Just when I thought I couldn’t be surprised by yet another falling domino in the cascade of negative effects from global climate change… jolt. A study of Alaskan glaciers in the prestigious journal Nature finds that as glacial ice disappears, so does high-quality food from the marine foodweb.
Here’s how it works:
- As they flow into the sea, glaciers fringing the Gulf of Alaska export dissolved organic matter left over from extinct forests overrun by ice.
- The surprise is that this organic matter turns out to be super biologically active (read: nutrient-rich), above and beyond what’s found in nonglacial rivers.

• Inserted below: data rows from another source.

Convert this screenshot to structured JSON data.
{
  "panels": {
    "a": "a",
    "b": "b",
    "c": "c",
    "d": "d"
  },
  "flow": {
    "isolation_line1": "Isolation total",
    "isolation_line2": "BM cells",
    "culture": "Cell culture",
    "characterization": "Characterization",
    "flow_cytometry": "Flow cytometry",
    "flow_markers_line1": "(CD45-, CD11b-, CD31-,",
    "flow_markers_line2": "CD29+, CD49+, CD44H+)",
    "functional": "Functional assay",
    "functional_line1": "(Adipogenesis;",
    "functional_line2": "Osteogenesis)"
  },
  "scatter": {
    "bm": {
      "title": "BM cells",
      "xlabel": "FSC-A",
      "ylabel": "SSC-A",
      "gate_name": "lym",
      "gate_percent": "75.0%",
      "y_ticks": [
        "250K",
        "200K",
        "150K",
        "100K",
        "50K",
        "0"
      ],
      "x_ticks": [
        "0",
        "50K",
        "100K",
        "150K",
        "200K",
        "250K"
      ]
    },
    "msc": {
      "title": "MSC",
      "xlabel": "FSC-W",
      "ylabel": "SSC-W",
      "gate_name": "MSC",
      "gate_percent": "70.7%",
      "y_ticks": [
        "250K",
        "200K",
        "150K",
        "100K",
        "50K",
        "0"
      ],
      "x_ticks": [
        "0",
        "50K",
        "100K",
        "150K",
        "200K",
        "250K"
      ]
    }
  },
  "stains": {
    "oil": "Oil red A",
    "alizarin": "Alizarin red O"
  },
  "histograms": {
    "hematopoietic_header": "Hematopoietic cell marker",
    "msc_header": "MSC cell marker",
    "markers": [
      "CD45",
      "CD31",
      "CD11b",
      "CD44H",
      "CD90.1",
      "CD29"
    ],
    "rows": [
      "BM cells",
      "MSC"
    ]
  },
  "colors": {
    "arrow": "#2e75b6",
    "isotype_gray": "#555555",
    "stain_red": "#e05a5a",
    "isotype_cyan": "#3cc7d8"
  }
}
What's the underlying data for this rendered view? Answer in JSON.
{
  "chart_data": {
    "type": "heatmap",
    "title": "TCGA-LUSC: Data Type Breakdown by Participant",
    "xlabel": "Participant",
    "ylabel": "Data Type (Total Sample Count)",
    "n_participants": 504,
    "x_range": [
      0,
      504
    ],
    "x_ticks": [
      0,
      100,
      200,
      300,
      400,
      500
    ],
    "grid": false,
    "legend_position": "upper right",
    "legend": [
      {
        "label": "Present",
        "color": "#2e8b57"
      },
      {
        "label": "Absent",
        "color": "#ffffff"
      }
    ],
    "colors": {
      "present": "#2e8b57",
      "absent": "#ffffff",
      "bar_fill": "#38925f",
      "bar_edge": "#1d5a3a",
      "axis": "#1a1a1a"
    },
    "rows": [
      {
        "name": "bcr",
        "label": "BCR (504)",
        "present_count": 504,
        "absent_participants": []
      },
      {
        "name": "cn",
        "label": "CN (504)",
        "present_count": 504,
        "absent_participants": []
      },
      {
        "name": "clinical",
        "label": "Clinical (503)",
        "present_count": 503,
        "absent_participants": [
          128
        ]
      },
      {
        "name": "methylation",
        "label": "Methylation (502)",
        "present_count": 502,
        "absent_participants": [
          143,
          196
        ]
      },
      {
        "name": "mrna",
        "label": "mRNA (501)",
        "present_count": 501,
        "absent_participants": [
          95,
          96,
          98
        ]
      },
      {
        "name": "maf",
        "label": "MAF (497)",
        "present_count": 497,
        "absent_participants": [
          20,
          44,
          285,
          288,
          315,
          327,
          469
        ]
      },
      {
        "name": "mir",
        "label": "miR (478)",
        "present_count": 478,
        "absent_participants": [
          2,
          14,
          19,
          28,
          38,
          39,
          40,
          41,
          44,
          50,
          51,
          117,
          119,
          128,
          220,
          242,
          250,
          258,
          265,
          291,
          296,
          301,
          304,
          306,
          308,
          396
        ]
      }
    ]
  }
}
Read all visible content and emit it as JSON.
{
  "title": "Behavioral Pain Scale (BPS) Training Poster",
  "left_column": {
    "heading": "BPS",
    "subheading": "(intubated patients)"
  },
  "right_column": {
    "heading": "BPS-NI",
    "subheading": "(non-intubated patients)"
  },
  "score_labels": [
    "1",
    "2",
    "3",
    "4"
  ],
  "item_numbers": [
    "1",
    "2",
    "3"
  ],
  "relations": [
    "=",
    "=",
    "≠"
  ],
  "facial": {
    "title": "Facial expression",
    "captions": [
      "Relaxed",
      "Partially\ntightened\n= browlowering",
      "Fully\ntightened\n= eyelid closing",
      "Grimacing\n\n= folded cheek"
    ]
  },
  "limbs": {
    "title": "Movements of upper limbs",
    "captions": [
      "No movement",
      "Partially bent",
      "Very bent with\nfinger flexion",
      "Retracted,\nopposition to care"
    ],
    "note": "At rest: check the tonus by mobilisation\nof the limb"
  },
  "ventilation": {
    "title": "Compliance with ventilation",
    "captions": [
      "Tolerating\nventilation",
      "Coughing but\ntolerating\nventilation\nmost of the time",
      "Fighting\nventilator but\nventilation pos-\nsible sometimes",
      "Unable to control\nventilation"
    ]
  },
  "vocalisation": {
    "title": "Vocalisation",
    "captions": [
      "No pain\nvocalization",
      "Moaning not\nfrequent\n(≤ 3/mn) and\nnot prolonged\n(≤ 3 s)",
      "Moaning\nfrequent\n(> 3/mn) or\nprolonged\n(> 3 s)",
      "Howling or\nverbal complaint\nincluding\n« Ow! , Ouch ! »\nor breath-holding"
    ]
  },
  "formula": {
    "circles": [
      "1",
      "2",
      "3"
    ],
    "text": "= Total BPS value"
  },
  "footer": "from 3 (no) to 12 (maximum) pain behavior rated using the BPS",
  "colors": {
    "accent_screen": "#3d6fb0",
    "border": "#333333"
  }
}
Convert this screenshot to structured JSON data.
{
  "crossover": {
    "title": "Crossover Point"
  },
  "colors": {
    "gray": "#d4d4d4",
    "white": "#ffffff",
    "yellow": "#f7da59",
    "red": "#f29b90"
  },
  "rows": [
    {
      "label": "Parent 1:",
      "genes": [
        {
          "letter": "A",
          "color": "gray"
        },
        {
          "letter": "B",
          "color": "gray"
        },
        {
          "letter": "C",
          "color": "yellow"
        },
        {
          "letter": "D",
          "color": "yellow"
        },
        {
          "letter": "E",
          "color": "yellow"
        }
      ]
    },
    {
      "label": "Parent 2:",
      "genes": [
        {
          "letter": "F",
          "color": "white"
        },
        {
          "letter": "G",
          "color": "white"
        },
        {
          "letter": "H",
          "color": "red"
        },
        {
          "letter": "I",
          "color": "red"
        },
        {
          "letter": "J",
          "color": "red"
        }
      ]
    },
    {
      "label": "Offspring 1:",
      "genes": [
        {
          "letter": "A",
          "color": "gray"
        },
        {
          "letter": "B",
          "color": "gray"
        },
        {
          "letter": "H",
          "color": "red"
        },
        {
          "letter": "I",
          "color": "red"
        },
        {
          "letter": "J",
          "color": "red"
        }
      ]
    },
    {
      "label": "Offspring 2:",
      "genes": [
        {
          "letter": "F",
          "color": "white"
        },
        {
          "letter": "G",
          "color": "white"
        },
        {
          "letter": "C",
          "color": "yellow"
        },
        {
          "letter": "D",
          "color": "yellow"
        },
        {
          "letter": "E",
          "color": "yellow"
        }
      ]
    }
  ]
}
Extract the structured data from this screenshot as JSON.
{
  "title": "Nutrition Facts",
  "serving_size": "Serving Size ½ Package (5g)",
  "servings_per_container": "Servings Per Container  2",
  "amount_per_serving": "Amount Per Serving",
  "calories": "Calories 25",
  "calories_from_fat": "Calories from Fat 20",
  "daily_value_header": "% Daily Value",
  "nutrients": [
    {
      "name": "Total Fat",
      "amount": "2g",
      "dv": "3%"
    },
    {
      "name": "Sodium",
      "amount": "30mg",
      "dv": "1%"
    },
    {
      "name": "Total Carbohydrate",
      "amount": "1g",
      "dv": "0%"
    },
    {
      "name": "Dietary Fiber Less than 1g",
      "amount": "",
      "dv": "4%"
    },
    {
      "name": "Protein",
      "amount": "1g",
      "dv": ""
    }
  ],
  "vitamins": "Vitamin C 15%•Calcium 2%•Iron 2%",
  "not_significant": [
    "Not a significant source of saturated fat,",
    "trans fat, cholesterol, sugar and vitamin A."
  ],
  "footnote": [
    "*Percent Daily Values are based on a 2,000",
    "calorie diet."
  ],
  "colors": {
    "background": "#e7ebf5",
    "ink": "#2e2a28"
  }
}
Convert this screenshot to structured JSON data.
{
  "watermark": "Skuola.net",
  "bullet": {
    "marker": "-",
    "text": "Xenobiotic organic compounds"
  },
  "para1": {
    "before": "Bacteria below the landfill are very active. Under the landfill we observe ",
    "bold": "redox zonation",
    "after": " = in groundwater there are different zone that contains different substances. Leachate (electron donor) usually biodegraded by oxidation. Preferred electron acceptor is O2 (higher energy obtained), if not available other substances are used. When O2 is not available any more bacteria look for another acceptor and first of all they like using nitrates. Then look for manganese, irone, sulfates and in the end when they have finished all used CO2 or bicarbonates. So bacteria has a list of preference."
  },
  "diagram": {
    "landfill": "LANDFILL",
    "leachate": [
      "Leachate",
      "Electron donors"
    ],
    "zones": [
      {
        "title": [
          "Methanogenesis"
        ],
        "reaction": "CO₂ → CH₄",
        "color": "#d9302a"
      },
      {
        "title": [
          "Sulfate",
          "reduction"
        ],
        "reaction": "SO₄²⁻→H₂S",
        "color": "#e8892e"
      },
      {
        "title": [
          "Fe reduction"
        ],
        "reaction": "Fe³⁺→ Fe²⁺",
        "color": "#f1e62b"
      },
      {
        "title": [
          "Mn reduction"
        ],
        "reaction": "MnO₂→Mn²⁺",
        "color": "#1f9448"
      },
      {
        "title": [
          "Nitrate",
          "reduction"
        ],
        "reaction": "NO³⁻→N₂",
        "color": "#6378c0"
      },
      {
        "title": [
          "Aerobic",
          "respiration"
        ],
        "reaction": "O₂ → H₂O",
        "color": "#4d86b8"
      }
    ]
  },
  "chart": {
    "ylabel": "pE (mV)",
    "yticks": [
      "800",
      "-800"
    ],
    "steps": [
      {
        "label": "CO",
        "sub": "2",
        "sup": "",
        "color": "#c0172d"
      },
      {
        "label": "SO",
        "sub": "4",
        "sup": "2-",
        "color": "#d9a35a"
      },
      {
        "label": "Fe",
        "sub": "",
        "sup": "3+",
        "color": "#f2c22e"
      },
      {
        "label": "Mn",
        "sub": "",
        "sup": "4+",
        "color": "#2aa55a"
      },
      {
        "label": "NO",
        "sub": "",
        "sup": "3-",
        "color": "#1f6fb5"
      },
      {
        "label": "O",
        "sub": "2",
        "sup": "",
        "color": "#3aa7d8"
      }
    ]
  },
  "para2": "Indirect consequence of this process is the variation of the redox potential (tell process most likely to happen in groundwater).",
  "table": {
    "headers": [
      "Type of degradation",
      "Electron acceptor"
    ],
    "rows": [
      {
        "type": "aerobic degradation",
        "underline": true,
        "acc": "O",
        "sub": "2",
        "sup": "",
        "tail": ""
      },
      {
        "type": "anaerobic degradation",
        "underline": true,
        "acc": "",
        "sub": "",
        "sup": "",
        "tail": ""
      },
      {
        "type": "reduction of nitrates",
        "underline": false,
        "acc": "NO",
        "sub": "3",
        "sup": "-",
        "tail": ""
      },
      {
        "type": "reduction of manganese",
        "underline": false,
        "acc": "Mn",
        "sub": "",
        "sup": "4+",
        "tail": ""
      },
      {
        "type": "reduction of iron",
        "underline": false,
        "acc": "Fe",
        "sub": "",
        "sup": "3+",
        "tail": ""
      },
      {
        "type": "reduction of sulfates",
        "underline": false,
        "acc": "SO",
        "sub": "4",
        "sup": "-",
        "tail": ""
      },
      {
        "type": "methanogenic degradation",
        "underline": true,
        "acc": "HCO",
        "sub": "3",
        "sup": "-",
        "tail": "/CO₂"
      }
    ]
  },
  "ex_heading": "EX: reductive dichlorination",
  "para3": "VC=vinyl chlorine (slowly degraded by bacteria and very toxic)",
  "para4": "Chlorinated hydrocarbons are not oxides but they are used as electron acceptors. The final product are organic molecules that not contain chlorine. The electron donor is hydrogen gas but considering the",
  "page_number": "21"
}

- The second surprise is that this particular brand of dissolved organic matter does not decreases in quality as it ages (like most such particulate).
- Instead, this 4,000-year-old stuff turns out to be super nutritious, with up to 66 percent of it rapidly metabolized by tiny marine microbes, instantaneously becoming part of the living biomass and supporting the greater marine foodweb.
The problem is that Alaskan glaciers are receding and disappearing in a warmer world. Therefore the input of this valuable food source is disappearing. What’s at stake? Well, the glacial-fed rivers fringing the Gulf of Alaska discharge as much water as the Mississippi River into a marine system harboring the most productive salmon fishery in the world. For starters.
Poof. We figure it out and then it’s gone. Another example of what I’m beginning to think of as the twisted quantum observer effect.